Make sure you check out the interview in full over at USAToday.com

The franchise shot the actor to fame in 2009 when he took on Captain Kirk. And years after filming it, its co-writer delivered just the kind of meaty, dialogue-driven role Pine had been on the hunt for.

Filming the first Star Trek, “I was so focused on not (screwing) up that I just had blinders on to everything and everyone on set who was not in my direct path,” says Pine, who recalls meeting the film’s co-writer Alex Kurtzman briefly.

But then Kurtzman “called me up really out of the blue at home,” says Pine, 31, and he sent over a script for People Like Us (out Friday), a film inspired by Kurtzman and writing partner Roberto Orci’s own lives.
The script was packed with emotional minefields: an absentee father who’s hidden his adult love child, Frankie (Elizabeth Banks), from his son, Sam (Pine). A narcissistic, secretive mother (Michelle Pfeiffer). And a payload in the form of $150,000, left in Sam’s hands for Frankie upon their father’s death.
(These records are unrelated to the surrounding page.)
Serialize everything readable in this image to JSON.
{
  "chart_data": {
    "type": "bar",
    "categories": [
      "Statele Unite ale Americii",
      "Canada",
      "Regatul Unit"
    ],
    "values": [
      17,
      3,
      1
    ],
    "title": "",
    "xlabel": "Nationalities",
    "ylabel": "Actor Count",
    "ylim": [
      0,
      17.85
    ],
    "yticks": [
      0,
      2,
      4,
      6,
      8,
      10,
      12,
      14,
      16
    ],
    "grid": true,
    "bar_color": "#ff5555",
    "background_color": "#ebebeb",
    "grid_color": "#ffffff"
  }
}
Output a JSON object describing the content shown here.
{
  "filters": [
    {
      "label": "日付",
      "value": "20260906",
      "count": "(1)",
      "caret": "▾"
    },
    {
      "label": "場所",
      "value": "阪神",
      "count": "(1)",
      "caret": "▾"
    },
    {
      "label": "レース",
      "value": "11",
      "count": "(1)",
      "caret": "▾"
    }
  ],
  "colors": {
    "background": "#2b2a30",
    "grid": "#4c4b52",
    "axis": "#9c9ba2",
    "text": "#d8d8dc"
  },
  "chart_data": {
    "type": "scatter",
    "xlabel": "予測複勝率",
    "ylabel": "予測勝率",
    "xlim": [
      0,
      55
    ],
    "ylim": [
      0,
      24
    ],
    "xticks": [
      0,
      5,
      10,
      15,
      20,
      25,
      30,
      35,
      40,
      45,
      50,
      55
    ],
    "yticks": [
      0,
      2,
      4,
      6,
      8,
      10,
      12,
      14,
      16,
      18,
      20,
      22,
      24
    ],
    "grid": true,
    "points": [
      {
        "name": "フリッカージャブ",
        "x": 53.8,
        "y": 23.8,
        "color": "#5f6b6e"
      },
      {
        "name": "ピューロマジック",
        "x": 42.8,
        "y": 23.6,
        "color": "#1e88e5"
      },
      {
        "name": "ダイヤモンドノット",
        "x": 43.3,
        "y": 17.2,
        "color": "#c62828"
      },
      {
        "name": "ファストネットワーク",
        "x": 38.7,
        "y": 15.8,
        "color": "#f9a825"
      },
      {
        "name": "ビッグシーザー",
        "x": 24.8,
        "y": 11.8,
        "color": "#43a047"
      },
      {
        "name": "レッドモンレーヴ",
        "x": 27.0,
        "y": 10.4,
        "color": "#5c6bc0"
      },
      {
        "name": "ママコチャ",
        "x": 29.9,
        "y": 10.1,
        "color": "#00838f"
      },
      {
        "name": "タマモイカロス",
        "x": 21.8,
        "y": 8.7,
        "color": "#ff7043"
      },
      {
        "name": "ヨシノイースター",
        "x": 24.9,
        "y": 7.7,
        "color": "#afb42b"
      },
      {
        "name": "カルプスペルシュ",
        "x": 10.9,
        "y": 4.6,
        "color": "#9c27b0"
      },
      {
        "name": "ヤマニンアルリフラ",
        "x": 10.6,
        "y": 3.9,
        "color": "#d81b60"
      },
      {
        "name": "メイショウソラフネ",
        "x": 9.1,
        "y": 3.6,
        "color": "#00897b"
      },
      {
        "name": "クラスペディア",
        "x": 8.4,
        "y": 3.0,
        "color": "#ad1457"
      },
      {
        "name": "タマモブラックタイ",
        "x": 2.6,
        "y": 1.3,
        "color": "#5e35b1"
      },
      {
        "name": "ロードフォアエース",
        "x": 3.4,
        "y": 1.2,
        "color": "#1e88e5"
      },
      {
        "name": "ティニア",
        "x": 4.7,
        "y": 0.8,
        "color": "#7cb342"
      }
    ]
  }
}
Pine signed on to the Kurtzman-directed dramedy within days. “I love the character,” he says of Sam, his cocky, fast-talking salesman. “I thought he was flawed and funny and dark but in a really human kind of dark way.”

Sam, an “epic plate-spinning, super-adroit cocktail-party chatterer,” is challenged with ditching his honed salesman shtick and facing his boxed-up past.

For Pine, the beauty in this family was in its flaws.

“What I loved about (the film), which was on the page, is that there are no golden pink bow ties by the end of the film,” he says. As his character navigates the waters after his father’s death and confronts the women in his life, including his hard-edged mother, Lillian (Pfeiffer), and his girlfriend (Olivia Wilde), “they all kind of still hate one another, and Sam doesn’t fully get along with his mom, (but) he chooses to love her for all of her faults. He and Frankie, they were all just kind of entering the town of people — almost becoming human to be like, ‘I’m screwed up, are you?’ That was kind of the message of it I liked.”